Tim Hecker has carved out a unique niche for himself in the area of ambient electronic music over the course of the past couple years. Although he started out releasing minimal techno music under the name Jetone, he has since gone on to release a good portion of gauzy, sunbleached electronic music under his real name. He flirted with cock rock deconstruction (and lawsuits) on his My Love Is Rotten To The Core EP and released a loose conceptual album about travelling around the tropics with a boatman named Jimmy on his excellent Radio Amor.
With 2 full lengths and one EP under his belt, he's now back with Mirages, and it doesn't stray too far from the work that he's released thusfar. In relative terms, it's still what you'd expect given his previous work, but it does push things a little harder than you might expect. While Mirages is still beatless, it still manages to get very heavy at times, pulsing with a crushing weight of sound that's far more aggressive than anything he's done to date.
The album opener of "Acéphale" drops this heavy sound in your lap right off the bat. Opening with what sounds like the stifled squeals of a heavy-metal guitar, the track bellows and breaths into a heaving track that sheds layers of static as it crushes everything beneath it. In comparison, the following track of "Neither More Nor Less" is downright pretty. High-register melodies flutter over one another beautifully, panning back and forth while disembodied voices and found-sound play in the background. "Celestina" works in similar ways, mixing glitched melodies over sounds from the street.
Hecker gets back to thicker sounds in several places, though, and on "Balkanize-You" it literally sounds like the entire track is going to fold in on itself like some sort of black-hole as ultra-dense washes of sound buckle and slip, threatening to take the entire thing down with them. "The Truth Of Accountants" opens with a familiar loop of sound but soon become almost all-enveloping as both the pace and spectrum change. Oren Ambarchi adds some lovely guitar ringtones on "Kaito," while "Incurably Optimistic!" closes out the release with over 10 minutes of lovely delayed and filtered organ tones. It's not quite as giddy as the track title would lead one to believe, but it does escape from the more crushing weight of much of the rest of the release.

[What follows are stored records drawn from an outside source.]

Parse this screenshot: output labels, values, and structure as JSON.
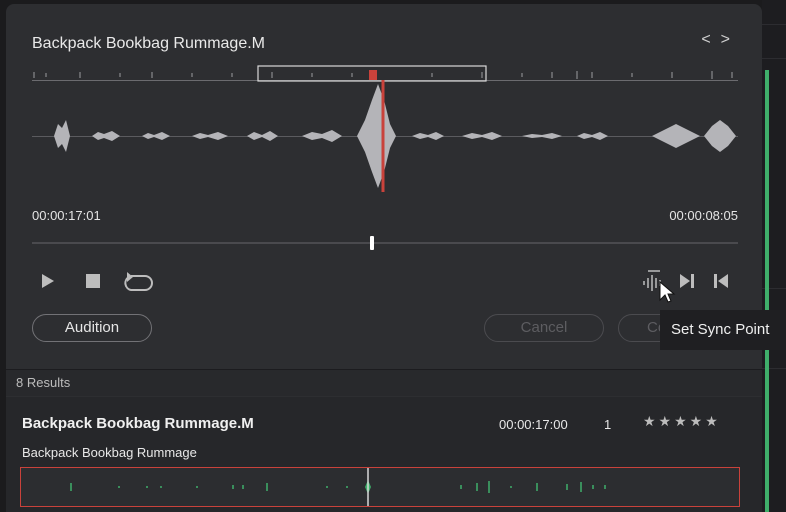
{
  "clip_title": "Backpack Bookbag Rummage.M",
  "nav": {
    "prev": "<",
    "next": ">"
  },
  "time_start": "00:00:17:01",
  "time_end": "00:00:08:05",
  "playhead_fraction": 0.48,
  "buttons": {
    "audition": "Audition",
    "cancel": "Cancel",
    "confirm_partial": "Co"
  },
  "tooltip": "Set Sync Point",
  "results_count": "8 Results",
  "result": {
    "title": "Backpack Bookbag Rummage.M",
    "subtitle": "Backpack Bookbag Rummage",
    "timecode": "00:00:17:00",
    "channel": "1",
    "stars": "★★★★★"
  },
  "icons": {
    "play": "play-icon",
    "stop": "stop-icon",
    "loop": "loop-icon",
    "sync": "sync-point-icon",
    "jump_end": "jump-to-end-icon",
    "jump_start": "jump-to-start-icon",
    "cursor": "cursor-icon"
  },
  "colors": {
    "panel": "#2d2e31",
    "waveform": "#b4b4b8",
    "playhead": "#c9423b",
    "result_wave": "#3fae6a",
    "accent_track": "#3fae6a"
  }
}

While Hecker is obviously very talented at what he does and has an excellent ear for creating unique sonics in a rather cluttered genre, there are times during Mirages where it definitely feels like he's re-visiting his own earlier work. It's not a bad thing when his output is consistently solid, but part of me wishes he'd bring back a little of the Jetone qualities to his work. After drifting through another album of textural ambient music, a little pulse might not hurt in adding some dynamics.